Dalle sintesi non tecniche dei progetti possiamo capire cosa si intenda per “sofferenza moderata”: induzione di metastasi; dolore e disagio associato alla chirurgia, complicazioni come edema ed emorragia, deficit motorio; parziale paresi delle zampe anteriori e posteriori che può compromettere attività motoria, alimentazione e idratazione degli animali; ulcere; ferite; disidratazione; anoressia; perdita di peso; respirazione difficoltosa; dispnea; tachipnea; crisi epilettiche anche gravi che potrebbero portare al decesso naturale; danno spinale procurato con lesione chirurgica con conseguente paralisi dell’animale, dopo il risveglio dell’animale verranno eseguiti test comportamentali; insorgenza di sintomi dolorifici non controllabili con farmaci analgesici, sofferenza moderata persistente di lunga durata (3 mesi).
Come è possibile leggere nelle sintesi solo in alcuni casi si annuncia che sarà messa in atto una terapia del dolore post-operatorio, infatti non esiste obbligo di intraprendere la terapia del dolore dopo gli interventi chirurgici. È il veterinario incaricato che decide se procedere in questo senso in caso di bisogno.
Animali utilizzati in base all’origine
Dai dati riguardanti le procedure, rileviamo i numeri degli animali utilizzati in base all’origine (esclusi i primati non umani): 544.052 nati nell’UE presso allevatori registrati; 35.311 nati nell’UE presso allevatori non registrati; 1.167 nati nel resto d’Europa; 1.181 nati nel resto del mondo.

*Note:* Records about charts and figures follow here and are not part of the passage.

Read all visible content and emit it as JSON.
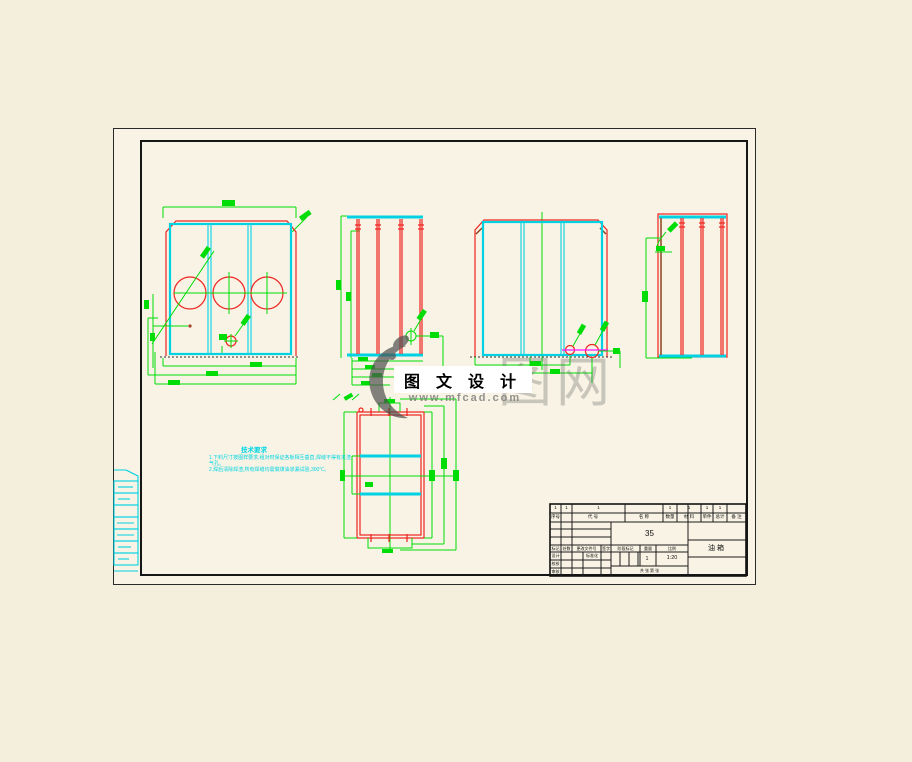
{
  "colors": {
    "cyan": "#00d2e4",
    "red": "#f02420",
    "green": "#00dd06",
    "magenta": "#ff10ff",
    "sheet_bg": "#f8f3e4",
    "page_bg": "#f4eedd"
  },
  "watermark": {
    "title": "图 文 设 计",
    "url": "www.mfcad.com",
    "ghost_text": "图网",
    "logo_icon": "mfcad-crescent-logo"
  },
  "notes": {
    "heading": "技术要求",
    "line1": "1.下料尺寸按图样要求,组对时保证各板相互垂直,焊缝不得有夹渣",
    "line2": "气孔。",
    "line3": "2.焊后清除焊渣,所有焊缝均需做煤油渗漏试验,300℃。"
  },
  "title_block": {
    "bom": {
      "headers": [
        "序号",
        "代 号",
        "名 称",
        "数量",
        "材 料",
        "单件",
        "总计",
        "备 注"
      ],
      "quantities": [
        "1",
        "1",
        "1",
        "1",
        "1",
        "1",
        "1"
      ]
    },
    "material": "35",
    "part_name": "油箱",
    "rev_row": [
      "标记",
      "处数",
      "更改文件号",
      "签字"
    ],
    "sign_rows": [
      "设计",
      "校核",
      "审核"
    ],
    "std_label": "标准化",
    "stage_label": "阶段标记",
    "weight_label": "重量",
    "scale_label": "比例",
    "weight_value": "1",
    "scale_value": "1:20",
    "sheet_label": "共 张 第 张"
  }
}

Tra questi troviamo 187 cani nati in UE presso allevatori registrati e 353 nati nel resto del mondo. Primati non umani in base all’origine: 4 nati da allevatore registrato nell’UE; 112 nati in Asia; 108 nati in Africa.
Valori del mercato
I numeri altissimi di animali impiegati ci danno dimostrazione che intorno alla vivisezione esiste un grande giro di affari. Ci sono allevatori (anche non registrati), manutentori, trasportatori e non solo. Un giro economico stimato in più di 600 milioni di euro in Europa e 2,5 miliardi di euro nel mondo ogni anno (Claude Reiss, presidente di Antidote Europe).
E migliaia e migliaia di animali continuano ad essere sacrificati sull’altare di una scienza vecchia e imprecisa. I numeri fortemente sottostimati sono questi: più di 600.000 animali usati in Italia; 12 milioni di animali nell’Unione Europea; 400 milioni nel mondo; più di 600 laboratori in Italia dove viene usato il modello animale. L’unico modo per superare i limiti della vivisezione e dell’uso del modello animale rimangono i metodi sostitutivi. LI CHIAMIAMO SOSTITUTIVI E NON ALTERNATIVI PERCHÉ NON DEVONO ESSERE USATI IN ALTERNANZA MA DEVONO ANDARE A SOSTITUIRE I METODI OBSOLETI ANCORA IN USO.
Urgono sovvenzionamenti pubblici per istituire corsi per giovani ricercatori che non usino il modello animale e servono metodi nuovi validati in tempi brevi affinché sia possibile renderli obbligatori. Solo in questo modo la scienza potrà fornire risultati validi per l’uomo ottenuti in modo etico salvaguardando gli animali.
La scienza va avanti, ai ricercatori va il compito di saper cogliere le opportunità che offrono i metodi sostitutivi messi a punto da scienziati. Il progresso della scienza è nelle loro mani e nei nuovi metodi di ricerca che non sacrificano animali inutilmente e riescono a dare risposte sicure per l’uomo.
Fonti:
→ Gazzetta Ufficiale (a)
→ Gazzetta Ufficiale (b)
Dal canto suo LEAL continua a finanziare borse di studio per ricercatori che non usano il modello animale, come quella all’Università di Genova.